More than 5 years have passed since last update.

SkyWay SFU RoomでInsertable Streams APIによるエンドツーエンド暗号化を試してみる

Last updated at 2020-11-12Posted at 2020-10-26

今回はSkyWayネタになりますが、他のWebRTCプラットフォームのSDKでも応用できるかもしれません。

Insertable Streams APIについて

Insertable Streams APIは、WebRTCで通信するエンコード済みのメディアフレームに触ることが出来るAPIです。

SFUを利用した多人数通話のエンドツーエンド暗号化（以下、E2EE）や、メディアフレームに何らかのデータを付加して同期的に相手にする、メディアフレームの解析等、様々なユースケースに活用できる可能性があり、個人的にはWebRTC界隈でイマイチ押しのAPIです。

オススメの紹介記事を紹介します。

ブラウザの対応状況

Chrome

Chrome Platform Statusの2020.10.25時点の情報によれば、以下のプラットフォーム並びにバージョンから利用可能になっています。

Chrome for desktop release 86
Chrome for Android release 86

M86は2020.10.06に安定版としてリリース済みなので、普通に利用できます。

他のブラウザの状況

こちらも上記記事の引用ですが、Firefox、Safariとも実装に積極的のようです。
EdgeはChromiumベースになったので、情報はないですが、実装することはほぼ確定路線のような気がします。

Consensus & Standardization

Firefox: Positive
Edge: No signal
Safari: Positive

動作確認したい

動作をサクッと確認したい場合はWebRTC samplesがおすすめです。執筆時点で２つ掲載されていました。

SkyWayのSFURoomでInsertable Streams APIを利用して簡易E2EEビデオチャットを実装する

今回の記事では、Insertable Streams APIの一番メジャーなユースケースになるであろう、E2EEをSFURoomと組み合わせて動作させてみます。

記事執筆時点では、SkyWay JavaScript SDKを一部改修する必要があるため、その点は予めご了承ください。

尚、同JavaScript SDKのMediaConnectionを利用して、Insertable Streams APIで映像・音声と同期的にデータ送信を行う事もできます。興味がある方は SkyWayの公式チュートリアルでInsertable Streamsを試してみたをどうぞ。

デモ

最初に今回の記事通りに実装するとどのような事が実現できるのかを、動画で紹介します。この動画では、予め決めておいた共通のキーを用いて3者通話を確立させ、その後、一人ずつキーを変更し映像が乱れることを確認しています。

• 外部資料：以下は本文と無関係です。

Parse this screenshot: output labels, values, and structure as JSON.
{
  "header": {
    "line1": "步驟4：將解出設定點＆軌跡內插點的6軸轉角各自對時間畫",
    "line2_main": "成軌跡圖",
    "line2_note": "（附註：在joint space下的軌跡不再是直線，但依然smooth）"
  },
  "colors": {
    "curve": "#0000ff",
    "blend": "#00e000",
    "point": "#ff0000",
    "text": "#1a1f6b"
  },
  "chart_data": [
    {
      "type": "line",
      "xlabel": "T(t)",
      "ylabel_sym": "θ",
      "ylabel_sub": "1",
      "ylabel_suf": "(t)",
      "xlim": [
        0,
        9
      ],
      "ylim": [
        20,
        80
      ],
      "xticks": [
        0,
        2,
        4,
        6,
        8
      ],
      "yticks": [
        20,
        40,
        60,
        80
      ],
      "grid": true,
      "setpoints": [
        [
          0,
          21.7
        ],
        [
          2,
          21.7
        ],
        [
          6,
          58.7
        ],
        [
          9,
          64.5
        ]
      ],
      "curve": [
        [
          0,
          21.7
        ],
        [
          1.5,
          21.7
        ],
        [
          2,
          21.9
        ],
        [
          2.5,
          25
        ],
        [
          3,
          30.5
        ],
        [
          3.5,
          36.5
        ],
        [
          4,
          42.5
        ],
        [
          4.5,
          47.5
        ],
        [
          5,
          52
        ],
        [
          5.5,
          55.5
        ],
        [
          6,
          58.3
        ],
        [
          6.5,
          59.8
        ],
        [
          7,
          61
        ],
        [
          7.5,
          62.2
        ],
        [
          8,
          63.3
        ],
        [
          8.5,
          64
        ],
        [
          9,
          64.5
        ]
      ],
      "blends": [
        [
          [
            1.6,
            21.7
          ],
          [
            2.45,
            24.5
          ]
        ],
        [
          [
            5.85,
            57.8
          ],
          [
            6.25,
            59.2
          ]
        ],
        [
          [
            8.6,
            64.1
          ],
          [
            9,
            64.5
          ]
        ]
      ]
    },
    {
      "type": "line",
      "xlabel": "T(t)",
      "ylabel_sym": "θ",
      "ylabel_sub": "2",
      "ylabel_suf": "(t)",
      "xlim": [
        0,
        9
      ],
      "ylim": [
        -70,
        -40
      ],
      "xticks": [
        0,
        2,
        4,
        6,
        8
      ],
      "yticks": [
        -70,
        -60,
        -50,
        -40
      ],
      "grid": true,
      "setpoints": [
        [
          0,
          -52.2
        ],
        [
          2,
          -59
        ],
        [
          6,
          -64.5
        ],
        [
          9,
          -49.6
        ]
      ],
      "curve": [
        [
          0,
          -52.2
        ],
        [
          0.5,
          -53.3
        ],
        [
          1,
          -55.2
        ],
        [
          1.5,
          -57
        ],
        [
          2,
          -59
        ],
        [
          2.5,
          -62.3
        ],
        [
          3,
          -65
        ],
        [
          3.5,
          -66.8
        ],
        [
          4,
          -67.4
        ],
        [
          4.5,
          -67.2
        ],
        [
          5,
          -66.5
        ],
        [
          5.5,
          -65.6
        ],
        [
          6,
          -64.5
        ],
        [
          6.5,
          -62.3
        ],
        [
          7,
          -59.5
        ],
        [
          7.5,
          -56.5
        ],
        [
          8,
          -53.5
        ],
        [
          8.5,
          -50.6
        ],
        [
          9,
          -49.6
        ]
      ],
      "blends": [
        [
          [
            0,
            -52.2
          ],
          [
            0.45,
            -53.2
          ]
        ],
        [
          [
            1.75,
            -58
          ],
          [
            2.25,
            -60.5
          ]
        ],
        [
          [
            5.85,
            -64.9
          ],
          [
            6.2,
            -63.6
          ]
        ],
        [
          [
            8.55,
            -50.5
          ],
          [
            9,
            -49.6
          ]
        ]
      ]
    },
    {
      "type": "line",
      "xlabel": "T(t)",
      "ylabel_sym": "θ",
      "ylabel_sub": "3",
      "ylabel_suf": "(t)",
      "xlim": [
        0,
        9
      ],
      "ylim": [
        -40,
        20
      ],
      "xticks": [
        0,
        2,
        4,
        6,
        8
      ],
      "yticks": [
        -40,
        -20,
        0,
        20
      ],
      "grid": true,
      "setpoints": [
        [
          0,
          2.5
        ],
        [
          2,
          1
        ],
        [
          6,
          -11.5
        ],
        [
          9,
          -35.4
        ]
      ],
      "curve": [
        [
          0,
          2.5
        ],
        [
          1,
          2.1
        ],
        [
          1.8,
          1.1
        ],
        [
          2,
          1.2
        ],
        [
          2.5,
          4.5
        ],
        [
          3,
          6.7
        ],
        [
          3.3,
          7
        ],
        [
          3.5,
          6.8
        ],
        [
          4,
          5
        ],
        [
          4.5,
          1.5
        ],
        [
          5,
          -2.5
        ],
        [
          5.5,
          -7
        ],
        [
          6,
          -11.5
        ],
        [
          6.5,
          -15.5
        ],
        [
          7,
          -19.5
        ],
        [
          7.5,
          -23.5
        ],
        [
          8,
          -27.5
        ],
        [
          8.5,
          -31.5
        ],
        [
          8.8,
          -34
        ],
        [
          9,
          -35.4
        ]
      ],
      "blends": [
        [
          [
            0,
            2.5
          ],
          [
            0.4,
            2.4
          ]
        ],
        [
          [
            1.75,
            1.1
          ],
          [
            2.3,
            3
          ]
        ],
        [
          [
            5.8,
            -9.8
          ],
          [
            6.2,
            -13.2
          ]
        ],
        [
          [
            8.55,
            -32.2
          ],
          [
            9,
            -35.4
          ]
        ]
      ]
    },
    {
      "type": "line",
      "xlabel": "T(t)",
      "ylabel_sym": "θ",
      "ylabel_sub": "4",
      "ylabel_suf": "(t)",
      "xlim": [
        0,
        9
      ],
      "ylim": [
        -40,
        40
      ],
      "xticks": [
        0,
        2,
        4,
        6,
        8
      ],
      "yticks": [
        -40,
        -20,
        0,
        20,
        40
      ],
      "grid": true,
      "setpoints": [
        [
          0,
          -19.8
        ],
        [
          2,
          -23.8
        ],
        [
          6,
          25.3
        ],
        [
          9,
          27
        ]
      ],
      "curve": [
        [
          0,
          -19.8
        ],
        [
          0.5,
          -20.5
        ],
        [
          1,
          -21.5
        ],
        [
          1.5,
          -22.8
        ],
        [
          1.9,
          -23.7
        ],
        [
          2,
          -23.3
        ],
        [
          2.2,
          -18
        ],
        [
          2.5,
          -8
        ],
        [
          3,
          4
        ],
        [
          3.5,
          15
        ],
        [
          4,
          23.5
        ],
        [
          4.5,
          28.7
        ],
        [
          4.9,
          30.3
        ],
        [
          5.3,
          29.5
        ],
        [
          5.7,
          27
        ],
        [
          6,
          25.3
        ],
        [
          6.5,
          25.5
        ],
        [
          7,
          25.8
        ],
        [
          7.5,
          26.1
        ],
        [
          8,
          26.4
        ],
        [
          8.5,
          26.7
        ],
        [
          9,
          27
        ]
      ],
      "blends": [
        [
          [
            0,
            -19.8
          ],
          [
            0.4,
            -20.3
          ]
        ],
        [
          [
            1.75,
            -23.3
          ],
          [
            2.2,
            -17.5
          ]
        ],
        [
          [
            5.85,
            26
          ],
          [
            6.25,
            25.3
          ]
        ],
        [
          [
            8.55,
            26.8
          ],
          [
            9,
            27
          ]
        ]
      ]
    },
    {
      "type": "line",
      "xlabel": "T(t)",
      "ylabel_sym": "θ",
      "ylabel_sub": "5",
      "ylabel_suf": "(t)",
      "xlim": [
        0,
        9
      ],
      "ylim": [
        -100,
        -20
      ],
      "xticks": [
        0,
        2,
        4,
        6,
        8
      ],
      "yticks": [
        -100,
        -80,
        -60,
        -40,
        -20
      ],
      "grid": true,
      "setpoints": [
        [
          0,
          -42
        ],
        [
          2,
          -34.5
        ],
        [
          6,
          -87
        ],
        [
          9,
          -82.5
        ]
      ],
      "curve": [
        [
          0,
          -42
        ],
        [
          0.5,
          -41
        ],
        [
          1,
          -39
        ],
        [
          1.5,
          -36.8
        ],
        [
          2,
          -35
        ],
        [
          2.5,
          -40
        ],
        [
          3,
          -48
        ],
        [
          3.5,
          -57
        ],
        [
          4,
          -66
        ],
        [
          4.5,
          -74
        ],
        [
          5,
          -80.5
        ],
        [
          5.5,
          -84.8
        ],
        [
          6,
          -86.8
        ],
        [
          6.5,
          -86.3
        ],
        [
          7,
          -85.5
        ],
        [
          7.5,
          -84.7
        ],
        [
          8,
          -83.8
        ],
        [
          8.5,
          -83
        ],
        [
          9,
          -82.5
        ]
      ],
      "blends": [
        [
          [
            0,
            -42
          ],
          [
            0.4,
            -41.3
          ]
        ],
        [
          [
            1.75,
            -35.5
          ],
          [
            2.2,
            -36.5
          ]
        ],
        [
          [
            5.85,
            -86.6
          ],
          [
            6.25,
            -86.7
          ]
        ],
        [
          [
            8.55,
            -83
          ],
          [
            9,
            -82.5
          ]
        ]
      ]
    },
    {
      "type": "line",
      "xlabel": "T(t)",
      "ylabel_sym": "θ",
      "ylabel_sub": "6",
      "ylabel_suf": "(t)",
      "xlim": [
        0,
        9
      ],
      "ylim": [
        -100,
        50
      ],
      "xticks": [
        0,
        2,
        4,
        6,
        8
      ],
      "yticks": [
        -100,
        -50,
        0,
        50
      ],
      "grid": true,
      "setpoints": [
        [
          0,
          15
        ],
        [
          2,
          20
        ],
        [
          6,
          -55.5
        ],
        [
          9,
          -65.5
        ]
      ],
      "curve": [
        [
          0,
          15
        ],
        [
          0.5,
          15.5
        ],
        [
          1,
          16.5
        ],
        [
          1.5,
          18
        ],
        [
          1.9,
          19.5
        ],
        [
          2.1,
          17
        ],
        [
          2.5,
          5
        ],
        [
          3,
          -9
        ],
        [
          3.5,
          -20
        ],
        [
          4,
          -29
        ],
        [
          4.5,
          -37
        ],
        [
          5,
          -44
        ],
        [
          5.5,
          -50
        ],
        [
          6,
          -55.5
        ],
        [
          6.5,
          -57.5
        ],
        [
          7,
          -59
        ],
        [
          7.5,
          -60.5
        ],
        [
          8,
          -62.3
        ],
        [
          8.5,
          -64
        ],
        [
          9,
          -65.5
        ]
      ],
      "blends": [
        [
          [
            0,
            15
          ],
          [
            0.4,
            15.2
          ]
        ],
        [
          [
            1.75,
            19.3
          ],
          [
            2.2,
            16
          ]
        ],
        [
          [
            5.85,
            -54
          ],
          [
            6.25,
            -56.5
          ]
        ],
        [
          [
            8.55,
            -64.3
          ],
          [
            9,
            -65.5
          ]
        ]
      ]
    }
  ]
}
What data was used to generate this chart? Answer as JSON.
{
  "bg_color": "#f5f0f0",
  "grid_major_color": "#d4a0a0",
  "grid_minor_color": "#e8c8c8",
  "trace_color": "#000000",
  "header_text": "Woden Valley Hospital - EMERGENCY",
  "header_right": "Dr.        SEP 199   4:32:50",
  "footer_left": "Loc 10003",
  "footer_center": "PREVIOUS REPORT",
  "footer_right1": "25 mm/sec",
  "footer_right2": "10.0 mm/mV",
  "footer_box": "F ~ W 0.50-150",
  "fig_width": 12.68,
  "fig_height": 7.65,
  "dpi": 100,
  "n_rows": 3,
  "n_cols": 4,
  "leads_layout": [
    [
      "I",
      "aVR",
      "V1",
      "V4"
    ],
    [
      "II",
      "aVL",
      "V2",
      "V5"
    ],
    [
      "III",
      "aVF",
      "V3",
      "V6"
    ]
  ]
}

E2EEはその名の通り、エンド・ツー・エンドで暗号化する仕組みです。SFUサーバでは通常、WebRTCの暗号化（SRTP）を解いて映像のスプリットを行い、再度暗号化して送り出します。Insertable Streams APIで2重に暗号化を施すことによって、SFUサーバでWebRTCの暗号化を解いても内容が漏洩しないというメリットがあります。

SkyWay JavaScript SDKの修正

Insertable Streams APIを利用する場合は、RTCPeerConnection Objectを触る必要があるため、取り出すAPIを追加します。

追加するコード

  getSFUPeerConnection() {
    if (!this._connectionStarted) {
      return null;
    }
    return this._negotiator._pc;
  }

追加する場所
- https://github.com/skyway/skyway-js-sdk/blob/master/src/peer/sfuRoom.js

コードの追加が終わったらREADMEに従ってビルドしてください。

エンコード/デコード用の仕組みを用意

本質的な部分ではないため詳細は割愛しますが、今回は WebRTC samples Peer connection end to end encryption で利用されているWebWorkerを利用したエンジンを利用します。

暗号化の仕組みとしてはデータをXOR演算で加工しているだけなので、あくまでサンプルと考えたほうが良いと思います。

利用するにあたり1箇所修正しています。

  } else if (operation === 'setCryptoKey') {
    if (event.data.currentCryptoKey !== currentCryptoKey) {
      // コメントアウトします
      //currentKeyIdentifier++;
    }
    currentCryptoKey = event.data.currentCryptoKey;
    useCryptoOffset = event.data.useCryptoOffset;
  }

ソースコード
- https://github.com/webrtc/samples/blob/gh-pages/src/content/peerconnection/endtoend-encryption/js/worker.js

公式サンプルをベースにE2EE対応の多人数ビデオチャットアプリを作る

ベースにするのは、Roomサンプルで、こちらを修正していきます。

ソースコードの全容はgistに載せているので、参考にしてください。
手を加えた部分を解説していきます。

動作ブラウザの確認

RTCRtpSenderにcreateEncodedStreamsが生えているかを確認します(RTCRtpReceiverにも同じものが生えている前提です)。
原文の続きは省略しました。